Così come è stato pensato e probabilmente così come verrà adottato, il “Sistema di Qualità Nazionale Benessere Animale” non piace a nessuno: né alle associazioni animaliste che ne contestano, addirittura, alcuni tratti di ingannevolezza, né ai medici veterinari che ne lamentano la mancata trasparenza. Nei giorni scorsi i ministri della Salute e delle Politiche Agricole, Alimentari e Forestali hanno tenuto una riunione di consultazione in cui hanno presentato il testo di attuazione dell’art. 224 bis dl 34/2020 che prevede, appunto, il SQNBA.
Il Sistema, secondo il decreto attuativo, risulta basato sulla presenza di specifici parametri di allevamento, registrazione, tracciabilità, derivanti da un sistema di controllo ulteriore ma soprattutto diverso e altro da quello ufficiale, esperito pure da svariate figure professionali, nemmeno laureate, oltre che da medici veterinari, strutturati su livelli diversi di responsabilità e competenze (incaricati, aziendali, valutatori), ma sostanzialmente tanto estranei all’Autorità Competente, come del resto un sistema ad adesione volontaria deve prevedere, quanto invece appaiono, leggendo il decreto, caratterizzati da un’assai debole terzietà complessiva.

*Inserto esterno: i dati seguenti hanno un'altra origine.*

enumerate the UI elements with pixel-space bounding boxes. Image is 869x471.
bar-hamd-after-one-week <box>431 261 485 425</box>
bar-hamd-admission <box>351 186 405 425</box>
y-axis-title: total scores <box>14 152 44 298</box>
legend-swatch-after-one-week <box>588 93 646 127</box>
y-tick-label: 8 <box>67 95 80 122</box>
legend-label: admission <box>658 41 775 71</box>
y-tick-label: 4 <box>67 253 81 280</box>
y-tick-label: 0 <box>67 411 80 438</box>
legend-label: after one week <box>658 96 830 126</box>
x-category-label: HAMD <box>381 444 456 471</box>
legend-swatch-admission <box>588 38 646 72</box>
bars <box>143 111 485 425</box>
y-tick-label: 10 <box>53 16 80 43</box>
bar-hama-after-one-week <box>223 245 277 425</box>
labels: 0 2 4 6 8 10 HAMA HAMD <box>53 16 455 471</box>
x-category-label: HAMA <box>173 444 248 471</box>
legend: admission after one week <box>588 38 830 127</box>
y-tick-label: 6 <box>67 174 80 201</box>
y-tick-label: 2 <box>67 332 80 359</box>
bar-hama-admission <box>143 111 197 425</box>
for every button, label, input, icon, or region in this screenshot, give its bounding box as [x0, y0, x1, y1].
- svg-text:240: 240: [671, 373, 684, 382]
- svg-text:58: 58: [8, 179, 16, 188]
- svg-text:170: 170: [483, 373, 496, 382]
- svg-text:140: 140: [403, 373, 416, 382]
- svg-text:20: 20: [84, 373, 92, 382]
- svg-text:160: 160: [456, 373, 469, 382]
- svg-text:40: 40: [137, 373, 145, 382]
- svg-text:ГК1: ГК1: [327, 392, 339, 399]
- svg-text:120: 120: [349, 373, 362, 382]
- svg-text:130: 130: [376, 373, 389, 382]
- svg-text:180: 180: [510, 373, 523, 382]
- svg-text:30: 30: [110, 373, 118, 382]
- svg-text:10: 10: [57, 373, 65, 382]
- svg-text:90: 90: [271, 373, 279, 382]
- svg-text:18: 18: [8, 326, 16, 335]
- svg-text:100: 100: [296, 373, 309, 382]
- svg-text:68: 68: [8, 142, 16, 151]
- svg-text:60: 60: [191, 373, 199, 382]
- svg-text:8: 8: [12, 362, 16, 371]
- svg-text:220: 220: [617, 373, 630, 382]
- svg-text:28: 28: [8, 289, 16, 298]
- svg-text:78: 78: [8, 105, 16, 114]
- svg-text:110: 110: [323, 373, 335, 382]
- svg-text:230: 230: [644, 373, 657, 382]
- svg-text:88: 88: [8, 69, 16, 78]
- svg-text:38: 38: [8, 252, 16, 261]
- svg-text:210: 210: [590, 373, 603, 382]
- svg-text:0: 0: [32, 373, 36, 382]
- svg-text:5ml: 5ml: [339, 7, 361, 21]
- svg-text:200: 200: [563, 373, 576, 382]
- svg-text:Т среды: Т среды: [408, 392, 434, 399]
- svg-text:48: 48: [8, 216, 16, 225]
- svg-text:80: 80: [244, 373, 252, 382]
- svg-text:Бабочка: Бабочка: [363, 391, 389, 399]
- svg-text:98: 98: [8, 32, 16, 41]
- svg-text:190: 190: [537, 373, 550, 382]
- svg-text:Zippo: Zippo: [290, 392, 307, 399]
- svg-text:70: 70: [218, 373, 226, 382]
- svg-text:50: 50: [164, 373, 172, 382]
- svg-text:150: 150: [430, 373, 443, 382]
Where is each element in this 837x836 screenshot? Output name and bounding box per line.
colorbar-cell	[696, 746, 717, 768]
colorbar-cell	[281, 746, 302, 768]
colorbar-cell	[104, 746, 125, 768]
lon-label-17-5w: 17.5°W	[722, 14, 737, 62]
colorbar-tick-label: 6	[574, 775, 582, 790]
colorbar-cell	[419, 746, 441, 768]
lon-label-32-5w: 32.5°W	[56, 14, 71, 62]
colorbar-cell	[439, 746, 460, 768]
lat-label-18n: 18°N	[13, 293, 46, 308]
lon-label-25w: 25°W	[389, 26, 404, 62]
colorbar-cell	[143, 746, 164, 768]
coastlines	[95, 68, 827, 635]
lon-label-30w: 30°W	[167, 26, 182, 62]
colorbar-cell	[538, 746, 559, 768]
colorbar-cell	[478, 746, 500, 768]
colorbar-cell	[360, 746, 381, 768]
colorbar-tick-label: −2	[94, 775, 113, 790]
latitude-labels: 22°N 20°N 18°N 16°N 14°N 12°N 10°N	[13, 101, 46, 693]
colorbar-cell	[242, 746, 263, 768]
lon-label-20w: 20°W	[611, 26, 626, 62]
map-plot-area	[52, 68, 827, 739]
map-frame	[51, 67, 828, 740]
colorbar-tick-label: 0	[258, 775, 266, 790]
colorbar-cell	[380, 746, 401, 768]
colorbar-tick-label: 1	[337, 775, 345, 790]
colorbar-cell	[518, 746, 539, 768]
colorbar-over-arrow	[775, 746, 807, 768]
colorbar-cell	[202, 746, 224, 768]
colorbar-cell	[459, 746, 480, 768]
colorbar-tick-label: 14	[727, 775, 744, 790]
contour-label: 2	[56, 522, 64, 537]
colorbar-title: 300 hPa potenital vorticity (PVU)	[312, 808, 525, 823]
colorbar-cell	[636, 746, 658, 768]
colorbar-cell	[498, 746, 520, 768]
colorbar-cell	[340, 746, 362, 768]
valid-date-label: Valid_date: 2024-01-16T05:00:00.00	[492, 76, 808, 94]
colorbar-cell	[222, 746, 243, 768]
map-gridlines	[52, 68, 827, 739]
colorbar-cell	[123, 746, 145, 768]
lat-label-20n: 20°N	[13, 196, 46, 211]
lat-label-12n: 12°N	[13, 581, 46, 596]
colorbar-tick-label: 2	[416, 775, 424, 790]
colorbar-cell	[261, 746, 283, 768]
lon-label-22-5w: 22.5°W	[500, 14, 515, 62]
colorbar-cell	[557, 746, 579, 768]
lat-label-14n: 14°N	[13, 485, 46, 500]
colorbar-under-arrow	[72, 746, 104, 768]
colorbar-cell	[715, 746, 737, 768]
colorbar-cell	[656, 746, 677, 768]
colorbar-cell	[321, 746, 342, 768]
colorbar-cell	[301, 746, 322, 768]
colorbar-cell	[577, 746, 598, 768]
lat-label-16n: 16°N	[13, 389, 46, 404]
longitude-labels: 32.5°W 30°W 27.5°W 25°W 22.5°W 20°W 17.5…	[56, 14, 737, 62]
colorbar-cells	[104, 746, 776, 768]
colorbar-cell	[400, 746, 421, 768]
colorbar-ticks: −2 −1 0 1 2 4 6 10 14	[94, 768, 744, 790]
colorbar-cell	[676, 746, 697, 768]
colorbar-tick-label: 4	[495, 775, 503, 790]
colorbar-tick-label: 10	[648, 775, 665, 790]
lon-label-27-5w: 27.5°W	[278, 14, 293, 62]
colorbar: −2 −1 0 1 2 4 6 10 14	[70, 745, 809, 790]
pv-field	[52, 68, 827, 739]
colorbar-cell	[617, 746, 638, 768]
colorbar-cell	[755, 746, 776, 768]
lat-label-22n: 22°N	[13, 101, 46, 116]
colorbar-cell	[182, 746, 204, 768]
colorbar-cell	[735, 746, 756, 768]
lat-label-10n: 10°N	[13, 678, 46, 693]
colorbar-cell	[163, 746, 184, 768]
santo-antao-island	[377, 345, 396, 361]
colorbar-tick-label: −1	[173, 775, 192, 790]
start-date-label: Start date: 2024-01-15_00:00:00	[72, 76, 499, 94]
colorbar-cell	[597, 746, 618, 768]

“Nessun plusvalore, quindi, rispetto ai percorsi di certificazione ufficiale, trattandosi di un percorso certificativo di processo e assai poco garante della qualità del prodotto” denunciano i medici veterinari che puntano il dito anche verso la mancanza di un “qualsiasi efficace coordinamento con le attività di controllo ufficiale esperite dall’Autorità Competente”. Allo stesso tempo – fanno sapere i veterinari – se la certificazione volesse esclusivamente certificare un processo, “il percorso appare privo della necessaria chiarezza e distinzione tra i percorsi di certificazione ufficiale dei prodotti e quelli di certificazione volontaria dei processi, in termini sia di attori, sia di certificatori, sia di requisiti presupposti e conseguenti output nei diversi sistemi.
D’altro canto le 14 Associazioni aderenti alla “Coalizione contro le #BugieInEtichetta” denunciano che “in un momento in cui emergono con forza tutte le fragilità dell’economia italiana ed europea, il Ministero della Salute e quello delle Politiche Agricole si apprestano ad approvare un decreto che istituisce un’etichetta fuorviante, incapace, visto l’assenza di livelli di qualità crescenti, di favorire una reale transizione verso sistemi di produzione che si allontanino dalle condizioni tipiche degli allevamenti intensivi che, come stiamo purtroppo constatando proprio in questo momento, sono fortemente dipendenti da massicce importazioni di materie prime soggette a forti oscillazioni dei prezzi e speculazione, livellando al ribasso tutta la filiera italiana della produzione alimentare e dimenticandosi di tutti gli impegni presi per una transizione adeguata a forme che garantiscano livelli maggiori di benessere animale”.
Anche nel corso dell’ultima riunione, le Associazioni hanno chiesto la revisione del decreto in alcuni, precisi, punti essenziali: l’introduzione di almeno cinque livelli diversificati per ogni specie chiaramente visibili in etichetta, la cancellazione dei riferimenti alla diminuzione delle emissioni di gas serra nella definizione di benessere animale – azione importante e necessaria ma del tutto scollegata da questa certificazione – la considerazione dei bisogni etologici di specie, della densità di animali e delle condizioni di trasporto tra i criteri atti a determinare il benessere animale. Senza queste modifiche etichettare con il claim “benessere animale” i prodotti sarà un mero atto di inganno nei confronti dei consumatori, degli allevatori che già hanno avviato una transizione e dei veterinari che vedranno mortificata ogni loro reale competenza per accrescere il benessere degli animali.